Покрикивая, собиралъ онъ роту — теперь это была его рота, такъ какъ Крюше былъ убитъ — и грубо будилъ спящихъ, тыча въ нихъ концомъ тросточки.
— Ну, лѣнтяи, я скомандовалъ; ружья на плечо, — кричалъ онъ передъ самымъ носомъ маленькаго Брука, который вставалъ пошатываясь, съ заспанными глазами.
Съ проклятіями и ругательствами стали снаряжаться. Затѣмъ усѣлись на грузовики. Всѣ размѣстились сразу, сложили сумки на дно грузовиковъ, и можно было еще свободно сидѣть, раскинуться и устраиваться поудобнѣе.
— Они должны были это предвидѣть, — сказалъ, пожимая плечами, шофферъ, стоя на колѣняхъ на своемъ сидѣньи и глядя на насъ. — Они заказали какъ разъ столько грузовиковъ, чтобы можно было привезти васъ всѣхъ, а васъ уже не такъ много теперь, не правда ли…
Тогда только мы замѣтили пустыя мѣста. Сколькихъ не хватало… Мнѣ казалось, что я еще вижу длиннаго Ламбера, старающагося шутить, старика Гамеля, курившаго трубку въ своемъ уголкѣ, и Фуйяра, который усѣлся сзади, спустилъ ноги и при каждой встряскѣ говорилъ:
— Если бы только мнѣ удалось свалиться и сломать себѣ шею.

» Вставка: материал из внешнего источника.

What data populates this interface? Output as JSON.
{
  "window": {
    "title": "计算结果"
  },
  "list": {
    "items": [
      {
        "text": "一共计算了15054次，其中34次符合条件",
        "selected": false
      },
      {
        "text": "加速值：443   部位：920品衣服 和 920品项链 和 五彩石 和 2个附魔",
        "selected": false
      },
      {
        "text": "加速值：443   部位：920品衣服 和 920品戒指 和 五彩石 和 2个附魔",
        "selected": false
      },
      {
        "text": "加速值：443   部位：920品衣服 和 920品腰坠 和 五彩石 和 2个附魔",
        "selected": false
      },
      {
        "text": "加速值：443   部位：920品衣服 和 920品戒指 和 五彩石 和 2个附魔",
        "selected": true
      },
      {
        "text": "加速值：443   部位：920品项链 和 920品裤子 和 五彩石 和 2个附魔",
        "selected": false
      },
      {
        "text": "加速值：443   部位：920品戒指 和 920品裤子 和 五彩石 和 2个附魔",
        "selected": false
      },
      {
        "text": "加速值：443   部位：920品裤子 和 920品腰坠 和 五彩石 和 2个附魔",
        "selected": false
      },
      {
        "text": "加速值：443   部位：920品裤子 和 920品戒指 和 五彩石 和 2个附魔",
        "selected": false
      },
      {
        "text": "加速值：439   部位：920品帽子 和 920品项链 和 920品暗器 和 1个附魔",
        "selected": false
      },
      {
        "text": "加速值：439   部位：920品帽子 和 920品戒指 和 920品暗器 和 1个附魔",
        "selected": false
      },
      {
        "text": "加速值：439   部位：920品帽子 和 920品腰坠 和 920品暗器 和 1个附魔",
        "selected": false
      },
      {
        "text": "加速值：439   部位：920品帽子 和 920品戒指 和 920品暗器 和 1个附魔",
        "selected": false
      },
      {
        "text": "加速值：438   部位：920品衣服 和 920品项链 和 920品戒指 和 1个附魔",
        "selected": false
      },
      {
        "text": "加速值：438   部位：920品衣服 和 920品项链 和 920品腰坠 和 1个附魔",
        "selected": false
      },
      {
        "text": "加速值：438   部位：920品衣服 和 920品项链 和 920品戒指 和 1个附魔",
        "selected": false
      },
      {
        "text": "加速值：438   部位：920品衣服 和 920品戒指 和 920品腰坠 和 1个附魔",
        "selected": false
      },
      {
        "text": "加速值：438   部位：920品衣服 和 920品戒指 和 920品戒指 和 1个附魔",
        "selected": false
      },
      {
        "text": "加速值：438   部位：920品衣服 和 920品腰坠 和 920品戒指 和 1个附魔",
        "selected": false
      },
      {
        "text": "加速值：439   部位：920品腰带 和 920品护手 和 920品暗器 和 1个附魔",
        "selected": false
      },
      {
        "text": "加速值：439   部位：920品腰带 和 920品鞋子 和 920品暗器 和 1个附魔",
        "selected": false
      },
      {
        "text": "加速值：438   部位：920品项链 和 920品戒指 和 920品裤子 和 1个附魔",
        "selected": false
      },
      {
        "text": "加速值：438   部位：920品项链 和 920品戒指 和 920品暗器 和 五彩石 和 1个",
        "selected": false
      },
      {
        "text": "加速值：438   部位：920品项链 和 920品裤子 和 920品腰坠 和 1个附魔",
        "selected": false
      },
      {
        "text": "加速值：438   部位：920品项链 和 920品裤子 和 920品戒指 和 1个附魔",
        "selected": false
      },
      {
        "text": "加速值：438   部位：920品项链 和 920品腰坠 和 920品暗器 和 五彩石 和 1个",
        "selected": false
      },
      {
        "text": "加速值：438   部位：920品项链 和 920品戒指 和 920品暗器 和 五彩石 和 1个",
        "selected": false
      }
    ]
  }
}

Грузовики тронулись, поднимая густыя облака пыли, которая осѣдала на рѣсницахъ, на усахъ и на бородахъ шофферовъ, какъ бѣлая пудра. Усталые, измученные отъ жары, одурманенные плохимъ виномъ, мы полудремали, не въ силахъ уснуть, такъ какъ насъ слишкомъ трясло. Только Брукъ сейчасъ же началъ храпѣть, лежа на спинѣ, и его голова съ желтыми, какъ солома, волосами подскакивала на сумкѣ.
Изъ грузовиковъ обмѣнивались знаками, криками съ жителями деревень, и вспотѣвшія дѣвушки въ рубашкахъ съ вырѣзомъ на груди посылали намъ поцѣлуи.
Мы удалялись отъ войны; въ окнахъ были стекла, на крышахъ — черепицы. Вдругъ грузовики запрыгали по мостовой, и тотчасъ изъ переднихъ грузовиковъ послышались крики. Всѣ головы высунулись изъ-подъ брезентоваго навѣса, всѣ тѣла свѣсились назадъ, и вотъ изъ всѣхъ грузовиковъ раздались бѣшеные привѣтственные клики: сказочное видѣніе, двойное чудо — мы увидѣли желѣзную дорогу, настоящую желѣзную дорогу, съ настоящими вагонами для штатскихъ, и на перронѣ вокзала женщину въ городскомъ нарядѣ.
За желѣзнодорожнымъ переѣздомъ мы попали въ маленькій городокъ, съ магазинами, тротуарами, женщинами, кофейнями; отупѣлые, ослѣпленные, мы смотрѣли на все, какъ дикари, и безъ устали радостно горланили.
Въ одномъ, украшенномъ цвѣтами, окнѣ показалась красивая бѣлокурая головка — всѣ головки, мелькнувшія на мгновенье, красивы — и мы привѣтствовали ее длительнымъ возгласомъ, а она высунулась изъ окна и, когда вихрь уже пронесся, еще долго прислушивалась, наклонясь, къ крикамъ, замиравшимъ въ пыльной дали.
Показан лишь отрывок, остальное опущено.